December 6, 2015: In the south (Aden) the governor of Aden was killed, along with seven of his bodyguards, by an ISIL roadside bomb. This was one of the boldest Islamic terrorist attacks yet and reminded everyone that once the Shia rebels were taken care of, the next priority should be ISIL and AQAP. Islamic terrorism has been a nuisance in Yemen since the 1990s and most Yemenis are done with it.
December 5, 2015: In the south (Aden) Islamic terrorist gunmen murdered a judge and his four bodyguards. The judge had proved immune to bribes and threats and was considered a major threat to captured Islamic terrorists.
Pro-government forces seized several tons of Iranian weapons and ammo be hidden in six trucks carrying commercial goods. The drivers picked up the weapons at a small coastal town in southern Yemen where the shipment had apparently gotten past the Arab/U.S. naval blockade, probably using fishing boats of the numerous small wooden coastal transports. That blockade has been largely, but obviously not entirely effective. The weapons were headed for the Iran backed Shia rebels.
December 2, 2015: In the south (Abyan province) AQAP fighters briefly occupied the towns of Zinjibar and Jaar. Both these towns are about 50 kilometers east of Aden. This sort of thing forces the pro-government forces to devote a lot of men to garrisoning towns in areas where Islamic terrorists are active.

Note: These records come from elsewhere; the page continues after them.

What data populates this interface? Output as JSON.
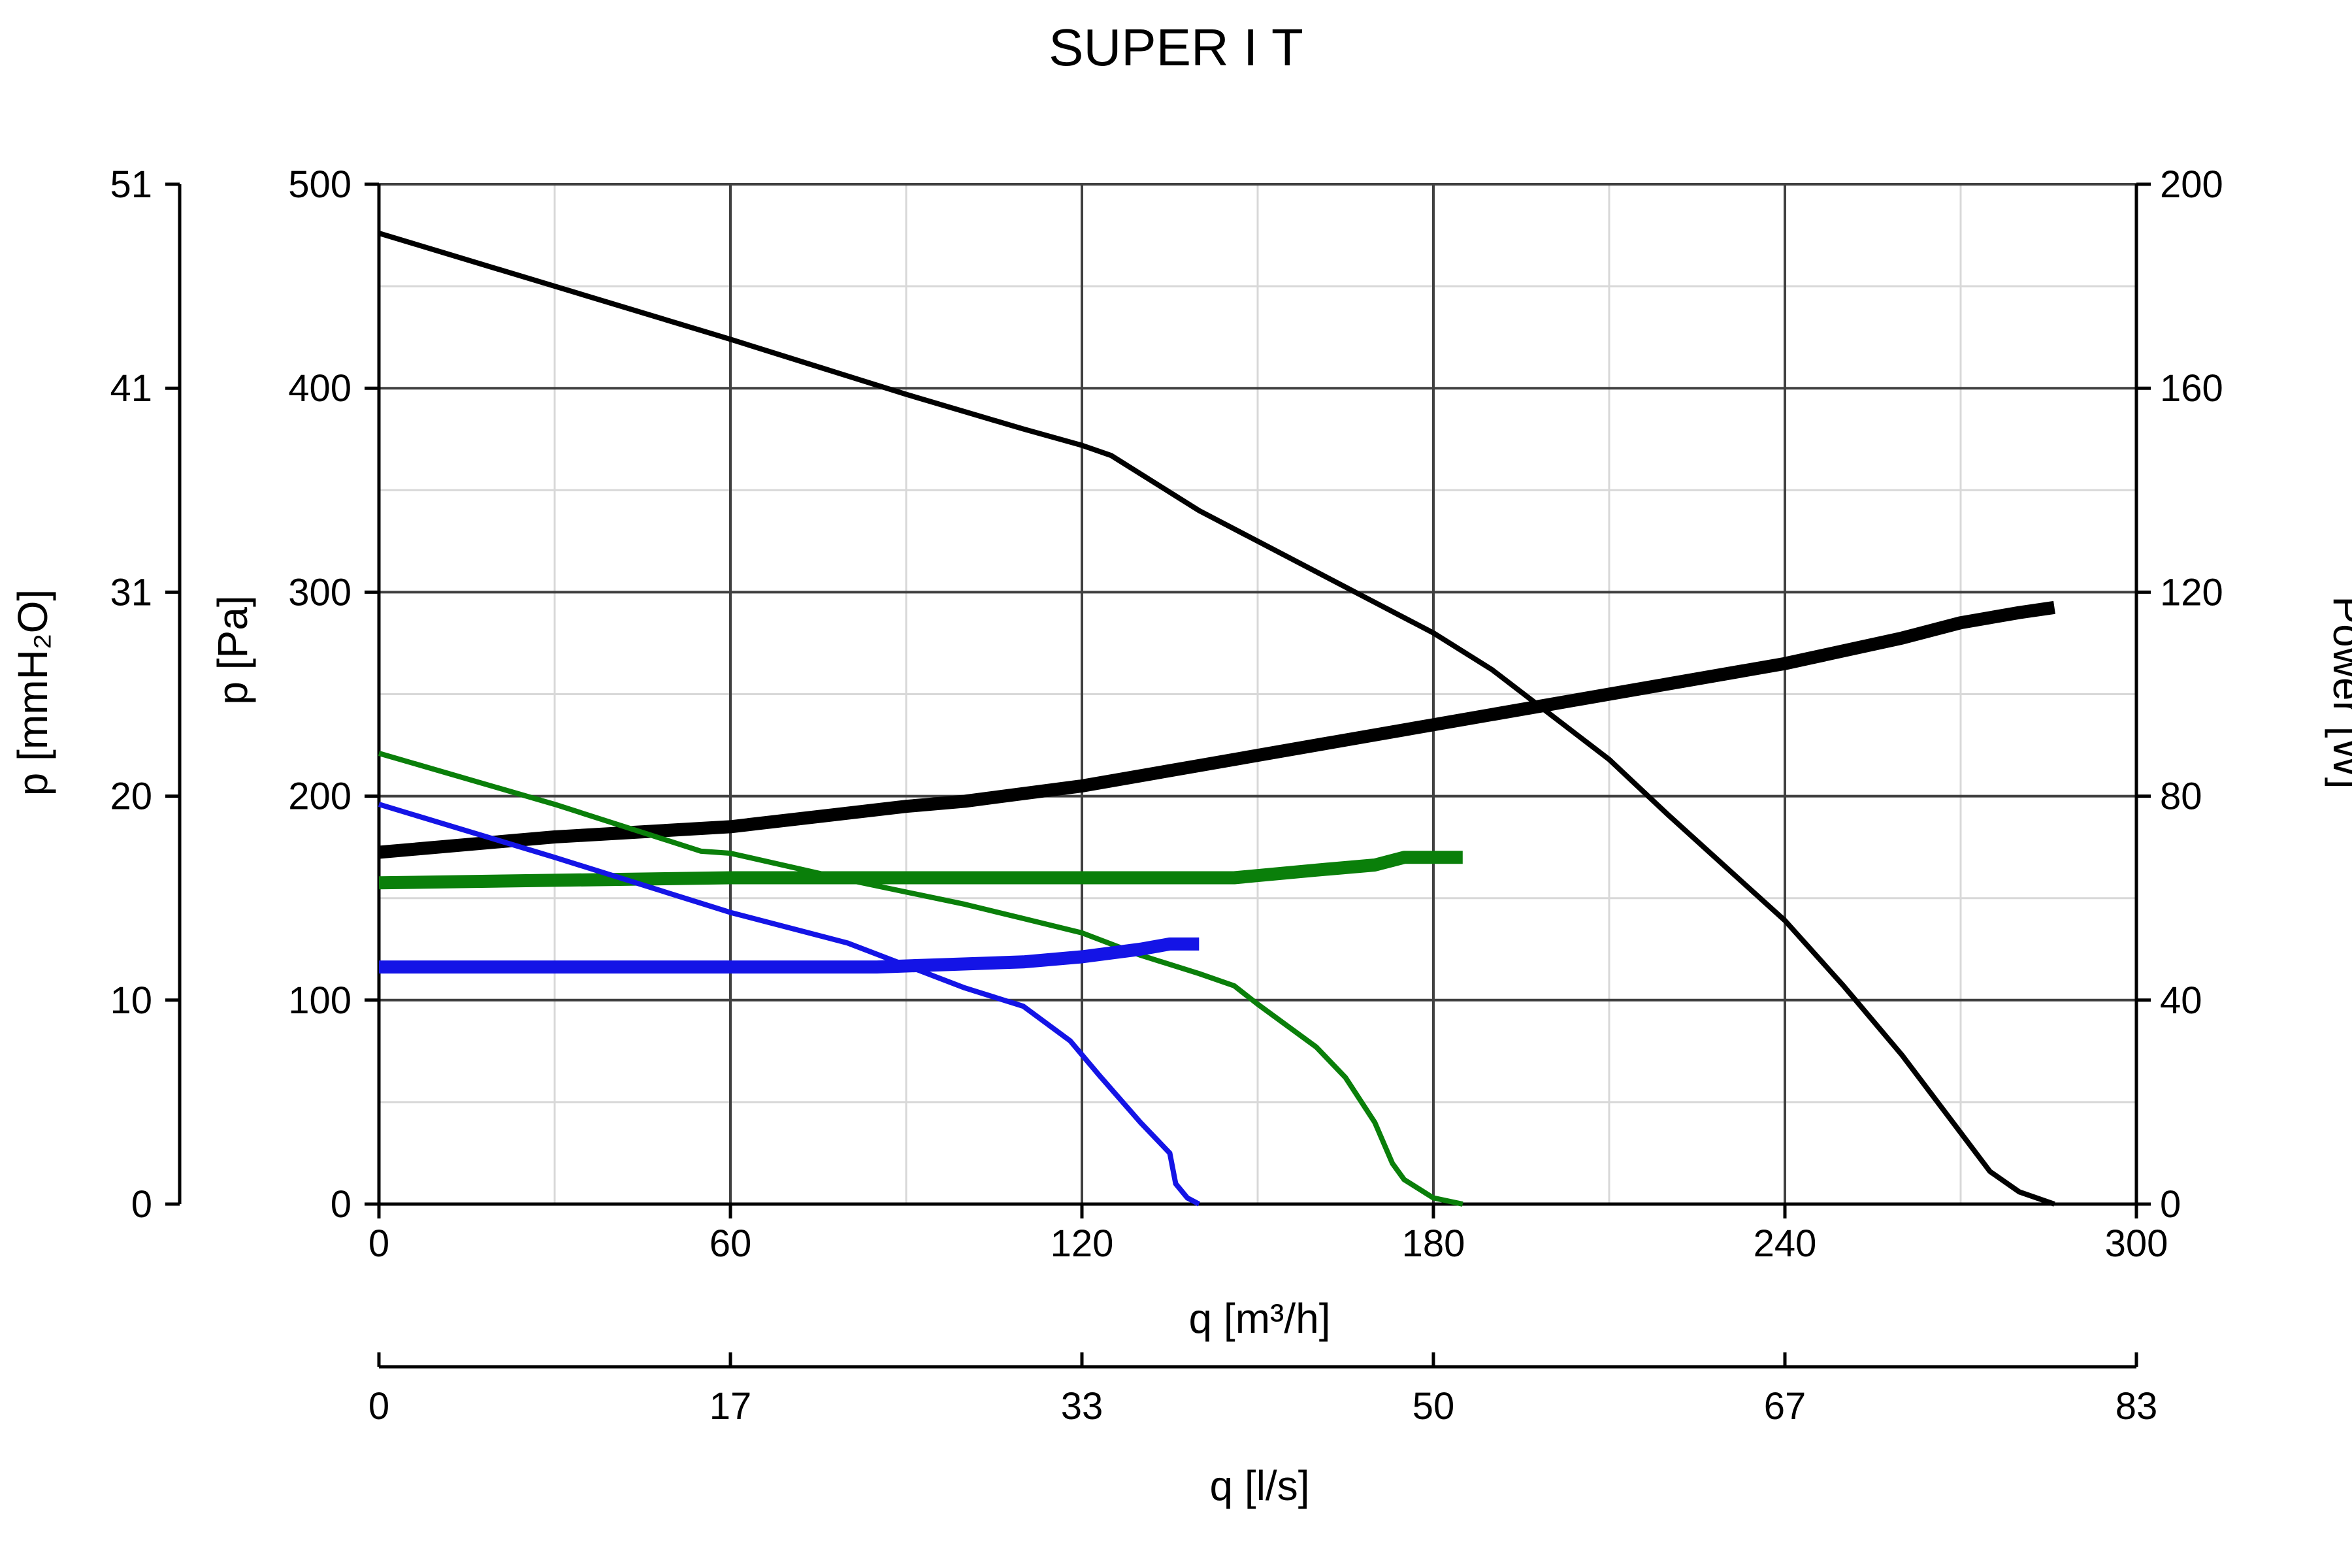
{
  "chart_data": {
    "type": "line",
    "title": "SUPER I T",
    "xlabel": "q [m³/h]",
    "x2label": "q [l/s]",
    "ylabel": "p [Pa]",
    "y2label": "p [mmH₂O]",
    "y3label": "Power [W]",
    "xlim": [
      0,
      300
    ],
    "ylim": [
      0,
      500
    ],
    "power_lim": [
      0,
      200
    ],
    "x_ticks": [
      "0",
      "60",
      "120",
      "180",
      "240",
      "300"
    ],
    "x2_ticks": [
      "0",
      "17",
      "33",
      "50",
      "67",
      "83"
    ],
    "y_ticks": [
      "0",
      "100",
      "200",
      "300",
      "400",
      "500"
    ],
    "y2_ticks": [
      "0",
      "10",
      "20",
      "31",
      "41",
      "51"
    ],
    "power_ticks": [
      "0",
      "40",
      "80",
      "120",
      "160",
      "200"
    ],
    "grid": true,
    "colors": {
      "black": "#000000",
      "green": "#0a7f0a",
      "blue": "#1414e6",
      "major_grid": "#404040",
      "minor_grid": "#d8d8d8"
    },
    "series": [
      {
        "kind": "pressure",
        "axis": "pressure",
        "color": "#000000",
        "x": [
          0,
          30,
          60,
          90,
          110,
          120,
          125,
          140,
          160,
          170,
          180,
          190,
          200,
          210,
          220,
          230,
          240,
          250,
          260,
          265,
          270,
          275,
          280,
          286
        ],
        "y": [
          476,
          450,
          424,
          397,
          380,
          372,
          367,
          340,
          310,
          295,
          280,
          262,
          240,
          218,
          191,
          165,
          139,
          107,
          73,
          54,
          35,
          16,
          6,
          0
        ]
      },
      {
        "kind": "power",
        "axis": "power",
        "color": "#000000",
        "x": [
          0,
          30,
          60,
          90,
          100,
          120,
          140,
          160,
          180,
          200,
          220,
          240,
          260,
          270,
          280,
          286
        ],
        "y": [
          69,
          72,
          74,
          78,
          79,
          82,
          86,
          90,
          94,
          98,
          102,
          106,
          111,
          114,
          116,
          117
        ]
      },
      {
        "kind": "pressure",
        "axis": "pressure",
        "color": "#0a7f0a",
        "x": [
          0,
          30,
          55,
          60,
          80,
          100,
          110,
          120,
          130,
          140,
          146,
          150,
          160,
          165,
          170,
          173,
          175,
          180,
          185
        ],
        "y": [
          221,
          196,
          173,
          172,
          159,
          147,
          140,
          133,
          122,
          113,
          107,
          98,
          77,
          62,
          40,
          20,
          12,
          3,
          0
        ]
      },
      {
        "kind": "power",
        "axis": "power",
        "color": "#0a7f0a",
        "x": [
          0,
          60,
          100,
          146,
          160,
          170,
          175,
          180,
          185
        ],
        "y": [
          63,
          64,
          64,
          64,
          65.5,
          66.5,
          68,
          68,
          68
        ]
      },
      {
        "kind": "pressure",
        "axis": "pressure",
        "color": "#1414e6",
        "x": [
          0,
          30,
          60,
          80,
          100,
          110,
          118,
          123,
          130,
          135,
          136,
          138,
          140
        ],
        "y": [
          196,
          170,
          143,
          128,
          106,
          97,
          80,
          63,
          40,
          25,
          10,
          3,
          0
        ]
      },
      {
        "kind": "power",
        "axis": "power",
        "color": "#1414e6",
        "x": [
          0,
          60,
          85,
          110,
          120,
          130,
          135,
          140
        ],
        "y": [
          46.5,
          46.5,
          46.5,
          47.5,
          48.5,
          50,
          51,
          51
        ]
      }
    ]
  }
}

This means most of the southeast.
December 1, 2015: In the north Shia rebels clashed with Saudi troops on the border in several incidents. The Saudis reported three soldiers died in the southwest (Jizan province). So far this year about 80 Saudis, mostly military and police, have died in this border violence.
November 28, 2015: Off the south coast Arab coalition warplanes attacked and destroyed a cargo ship carrying weapons for the Shia rebels. There have been several attacks like this recently as Iran continues its efforts to smuggle weapons to the Shia rebels. Iran know that if you offer a high enough fee smugglers will take extraordinary risks to deliver the goods. A growing number of these ships are not getting through, but some still do.
November 26, 2015: The UAE sent 400 men from its mercenary brigade to join the fighting in Yemen. These are combat experienced professionals who are apparently getting a hefty bonus to speed things up in Yemen. The UAE brigade dates back to 2011 when the UAE formed a battalion of 800 troops composed of Western contractors who were already combat veterans. This force was recruited from men who had combat experience and were then trained as a counter-terrorism and rapid reaction force. This “contractor” battalion was but a small portion of the many foreigners already serving in the UAE armed forces. Hiring foreign mercenaries, to ensure that the rulers are protected by troops who are the most skilled and reliable, is an old custom in the region. Actually, it used to be a widespread practice. Some Western nations, like the Vatican, still retains foreign mercenaries. In this case, it's the Swiss Guards, which the popes have been using for over 500 years ago, because the locals were too often unreliable.